Словом, наш герой закономерно был в числе победителей, что было особенно заметно на фоне провала его предшественника Шепилова, который, тоже будучи представителем молодого поколения, тем не менее поддался эмоциям и выступил против Хрущева («Хрущев надел валенки Сталина и стал в них топать»). Громыко же проявил железную выдержку.

Необходимо сказать несколько слов о Шепилове: комсомол, Московский университет, прокуратура в Якутии, аграрный Институт красной профессуры, политотдел совхоза в Сибири, Институт экономики Академии наук (в то же время, что и Громыко), доброволец в Великую Отечественную войну, член Военного совета армии, генерал-майор, заместитель начальника Главного управления пропаганды и агитации Вооруженных сил СССР, редактор газеты «Правда» по военному отделу, заместитель начальника Управления пропаганды и агитации ЦК, главный редактор «Правды», министр иностранных дел, член-корреспондент Академии наук СССР, секретарь ЦК и кандидат в члены Президиума ЦК. Это биография человека того же поколения, что и Громыко, только еще более яркая. Но в МИД он оказался не на своем месте. Чего стоило только одно его выступление перед послами, в котором он объяснял им «Капитал» Маркса! То, что он вопреки логике и бюрократическим законам вдруг примкнул к «антипартийной группе» соратников Сталина, отодвигаемых Хрущевым, характеризует его как человека, не терпящего несправедливости. А несправедливость заключалась не столько во взаимоотношениях внутри старшего поколения, а в самой фигуре первого секретаря ЦК. Никита Сергеевич, несмотря на одаренную натуру, был в международной политике опасным явлением. Вот как написал Шепилов в своих мемуарах: «Стремительная эволюция Хрущева — от мужиковатого самобичевания: “да Хрущев говна Сталина не стоит” до царственного величия — происходила на наших глазах. Он стал критиковать румынского руководителя Георгиу-Дежа, распекал албанских лидеров Энвера Ходжу и Мехмета Шеху, начал поучать умнейшего Тольятти. Но больше всего его начал раздражать со временем именно Мао Цзэдун».

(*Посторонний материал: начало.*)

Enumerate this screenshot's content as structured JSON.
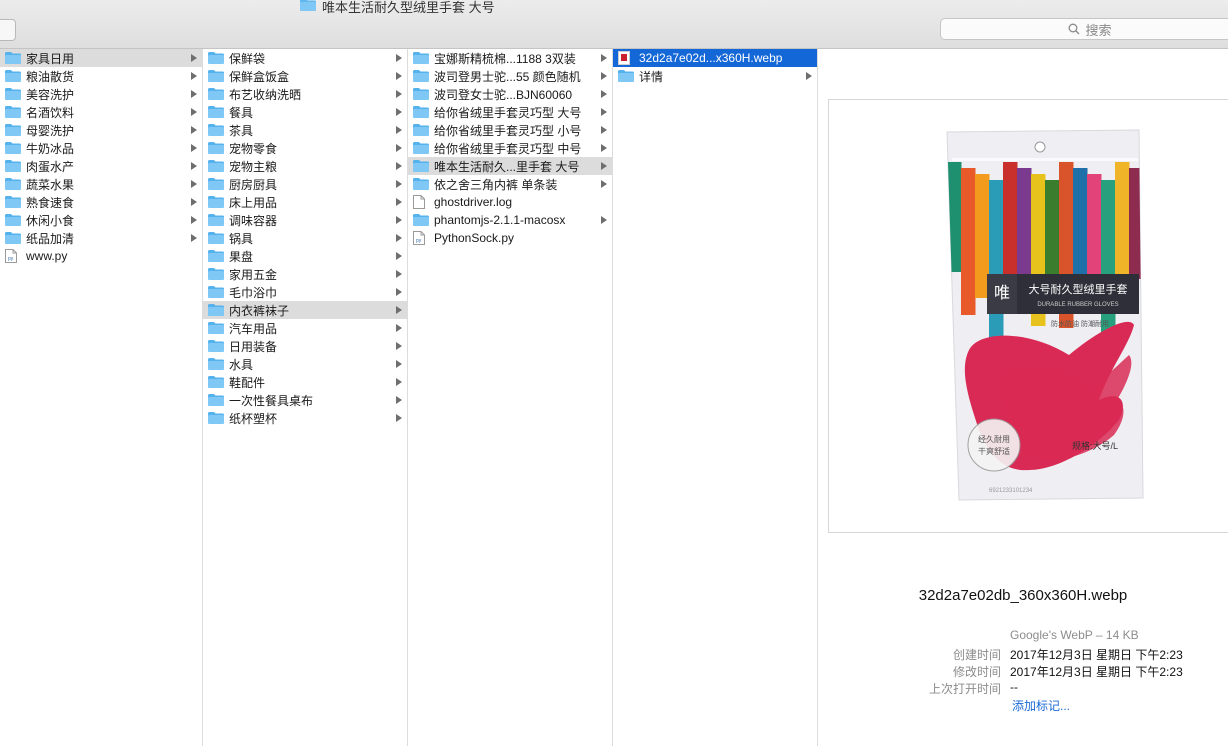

Из всех хрущевских ошибок, считал Шепилов, «разрыв с Китаем был, пожалуй, наибольшим злом».

Следующим шагом, закрепившим победу Хрущева, было проведенное в октябре 1957 года увольнение Жукова с поста министра обороны и исключение его из состава Президиума и ЦК. Маршал, показав свою силу, теперь был опасен партийной верхушке. Министром обороны стал маршал Р.Т. Малиновский, имевший прочные связи с Хрущевым еще с военного времени.